Despite a heavy subsidy burden in the power and energy sector, the adviser said, the government is managing it to minimise the impact on the public.
Speaking at a press conference at the Press Information Department conference room at the Secretariat, he addressed public concerns triggered by long queues at filling stations and clarified that the disruption is limited.
Comparing March figures for 2025 and 2026, Rahman said diesel supply fell modestly from 396,098 metric tonnes to 363,512 metric tonnes, while petrol supply declined from 46,371 metric tonnes to 39,998 metric tonnes. Octane supply, however, rose slightly to 37,439 metric tonnes from 36,982 metric tonnes a year earlier.
"This indicates there is some supply-related pressure, but not a significant drop," he said, adding that a reduction of around 7,000 metric tonnes in petrol supply points to a manageable situation rather than a crisis.
Rahman pointed to panic buying and illegal hoarding as key reasons behind the perceived shortage. "There are indications that some individuals are stockpiling fuel for potential smuggling or selling at higher prices," he said, noting that increased storage in homes and border areas supports such concerns.
He added that public anxiety over possible future shortages has led many consumers to purchase and store fuel in excess, further straining supply distribution.
Highlighting the subsidy burden in the power and energy sector, the adviser said, "When we assumed office, there was already a subsidy burden exceeding Tk 45,000 crore, and it still continues. The government is increasing subsidies further to keep fuel prices stable.
"There is significant pressure from subsidies. The government is trying to manage it in a way that minimises the impact on the public, though some pressure will remain."
Despite rising global fuel prices, the government has decided not to increase domestic fuel prices for at least another month.
"We want to wait and observe. If the situation worsens, we may have to take tougher decisions. It is important to clearly communicate to the public why such decisions are taken and what outcomes we expect," he said.
Outstanding dues in the power sector also remain high, including Tk 20,272 crore owed to independent power producers (IPPs), Tk 2,904 crore to Adani Power, Tk 6,434 crore to joint ventures, Tk 10,045 crore to Petrobangla, and Tk 7,303 crore to state-owned power companies.
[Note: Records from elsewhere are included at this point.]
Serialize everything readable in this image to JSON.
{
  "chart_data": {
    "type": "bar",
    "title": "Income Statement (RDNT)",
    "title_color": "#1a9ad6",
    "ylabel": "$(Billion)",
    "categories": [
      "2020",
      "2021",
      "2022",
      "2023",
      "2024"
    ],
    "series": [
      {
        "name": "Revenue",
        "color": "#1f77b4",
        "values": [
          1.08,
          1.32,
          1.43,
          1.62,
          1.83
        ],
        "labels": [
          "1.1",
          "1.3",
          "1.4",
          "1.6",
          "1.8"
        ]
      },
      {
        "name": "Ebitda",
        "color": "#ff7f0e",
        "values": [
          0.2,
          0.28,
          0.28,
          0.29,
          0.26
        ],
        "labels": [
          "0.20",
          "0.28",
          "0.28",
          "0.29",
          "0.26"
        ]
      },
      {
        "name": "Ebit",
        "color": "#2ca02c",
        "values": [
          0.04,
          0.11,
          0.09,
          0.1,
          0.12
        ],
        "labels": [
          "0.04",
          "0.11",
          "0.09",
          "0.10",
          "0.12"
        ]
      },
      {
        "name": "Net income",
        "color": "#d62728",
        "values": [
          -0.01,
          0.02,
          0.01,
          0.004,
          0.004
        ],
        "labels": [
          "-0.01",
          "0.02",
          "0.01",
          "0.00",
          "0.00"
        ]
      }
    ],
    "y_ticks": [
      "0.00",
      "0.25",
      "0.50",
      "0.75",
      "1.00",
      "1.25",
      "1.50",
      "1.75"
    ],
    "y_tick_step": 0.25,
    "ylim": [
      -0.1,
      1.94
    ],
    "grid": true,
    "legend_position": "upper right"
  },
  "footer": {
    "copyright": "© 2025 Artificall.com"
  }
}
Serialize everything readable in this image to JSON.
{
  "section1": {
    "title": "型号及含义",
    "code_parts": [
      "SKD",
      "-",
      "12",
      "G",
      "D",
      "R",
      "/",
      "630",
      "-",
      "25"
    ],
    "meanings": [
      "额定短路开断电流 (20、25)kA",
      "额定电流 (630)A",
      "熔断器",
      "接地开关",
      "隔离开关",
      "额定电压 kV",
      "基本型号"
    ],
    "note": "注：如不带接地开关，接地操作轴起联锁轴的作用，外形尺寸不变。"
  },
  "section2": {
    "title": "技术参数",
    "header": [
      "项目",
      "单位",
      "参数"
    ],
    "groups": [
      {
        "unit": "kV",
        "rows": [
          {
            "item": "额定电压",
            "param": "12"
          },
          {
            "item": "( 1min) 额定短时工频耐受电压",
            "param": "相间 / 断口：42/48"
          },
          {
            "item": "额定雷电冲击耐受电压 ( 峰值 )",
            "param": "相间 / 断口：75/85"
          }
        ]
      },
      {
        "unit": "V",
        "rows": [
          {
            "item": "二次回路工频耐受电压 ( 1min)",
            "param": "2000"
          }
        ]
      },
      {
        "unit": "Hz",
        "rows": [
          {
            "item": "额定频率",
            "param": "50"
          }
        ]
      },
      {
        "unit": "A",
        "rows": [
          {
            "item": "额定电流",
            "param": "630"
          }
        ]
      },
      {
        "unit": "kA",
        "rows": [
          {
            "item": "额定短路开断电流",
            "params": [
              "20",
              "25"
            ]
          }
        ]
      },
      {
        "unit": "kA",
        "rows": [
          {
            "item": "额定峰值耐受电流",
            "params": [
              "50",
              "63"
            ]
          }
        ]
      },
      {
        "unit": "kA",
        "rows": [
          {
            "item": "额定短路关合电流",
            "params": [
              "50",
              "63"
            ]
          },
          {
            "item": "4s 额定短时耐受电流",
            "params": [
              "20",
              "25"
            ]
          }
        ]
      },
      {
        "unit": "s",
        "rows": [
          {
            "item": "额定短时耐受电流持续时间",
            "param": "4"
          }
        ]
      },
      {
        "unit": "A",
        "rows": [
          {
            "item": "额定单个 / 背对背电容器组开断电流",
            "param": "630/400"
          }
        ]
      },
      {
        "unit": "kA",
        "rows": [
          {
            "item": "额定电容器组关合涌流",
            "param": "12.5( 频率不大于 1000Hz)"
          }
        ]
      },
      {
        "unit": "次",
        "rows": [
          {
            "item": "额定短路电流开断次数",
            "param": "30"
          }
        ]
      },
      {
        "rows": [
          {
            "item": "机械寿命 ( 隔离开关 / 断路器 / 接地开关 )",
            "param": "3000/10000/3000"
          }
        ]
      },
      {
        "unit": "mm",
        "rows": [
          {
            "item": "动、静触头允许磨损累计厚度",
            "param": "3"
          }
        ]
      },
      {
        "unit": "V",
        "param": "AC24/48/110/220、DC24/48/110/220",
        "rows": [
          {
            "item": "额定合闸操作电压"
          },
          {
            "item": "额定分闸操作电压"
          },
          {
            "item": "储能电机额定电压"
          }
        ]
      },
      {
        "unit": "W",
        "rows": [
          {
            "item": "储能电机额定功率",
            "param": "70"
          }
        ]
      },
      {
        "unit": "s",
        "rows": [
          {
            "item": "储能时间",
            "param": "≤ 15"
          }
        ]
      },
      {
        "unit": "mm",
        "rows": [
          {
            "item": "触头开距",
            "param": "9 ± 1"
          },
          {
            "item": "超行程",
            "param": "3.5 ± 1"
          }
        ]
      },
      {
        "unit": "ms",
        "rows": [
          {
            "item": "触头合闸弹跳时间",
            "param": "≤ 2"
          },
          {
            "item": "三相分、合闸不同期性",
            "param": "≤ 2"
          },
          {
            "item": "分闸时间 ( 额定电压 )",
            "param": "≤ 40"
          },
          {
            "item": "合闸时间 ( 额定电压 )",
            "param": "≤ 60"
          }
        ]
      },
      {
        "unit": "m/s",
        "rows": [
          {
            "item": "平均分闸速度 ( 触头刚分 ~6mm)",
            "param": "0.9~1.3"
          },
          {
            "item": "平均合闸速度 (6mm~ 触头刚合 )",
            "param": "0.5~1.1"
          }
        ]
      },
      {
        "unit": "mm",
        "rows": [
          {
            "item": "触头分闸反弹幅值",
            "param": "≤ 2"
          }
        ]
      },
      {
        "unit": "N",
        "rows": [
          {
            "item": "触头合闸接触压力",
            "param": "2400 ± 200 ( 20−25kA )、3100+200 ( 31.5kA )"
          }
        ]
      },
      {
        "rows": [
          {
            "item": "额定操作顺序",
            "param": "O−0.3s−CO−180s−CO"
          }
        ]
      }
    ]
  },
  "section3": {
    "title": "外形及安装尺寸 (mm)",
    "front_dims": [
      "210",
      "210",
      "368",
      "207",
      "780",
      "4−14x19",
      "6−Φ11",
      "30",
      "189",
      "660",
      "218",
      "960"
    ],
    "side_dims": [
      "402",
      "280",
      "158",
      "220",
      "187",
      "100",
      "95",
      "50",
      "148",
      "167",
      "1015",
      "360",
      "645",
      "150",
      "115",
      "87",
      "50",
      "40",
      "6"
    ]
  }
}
According to official data as of April 6, national fuel reserves remain stable, with 114,122 metric tonnes of diesel, 10,151 metric tonnes of octane, and 13,805 metric tonnes of petrol in stock.
Rahman reiterated that Bangladesh is not facing a severe fuel crisis and that the current situation remains manageable with adequate reserves and ongoing monitoring.
He added that enforcement drives have been strengthened to prevent hoarding and smuggling, while the government continues efforts to manage supply and minimise public inconveniences.
Providing data from recent enforcement drives, the adviser said that as of the morning of April 6, stockpiles included 114,122 metric tonnes of diesel, 10,151 metric tonnes of octane, and 13,805 metric tonnes of petrol.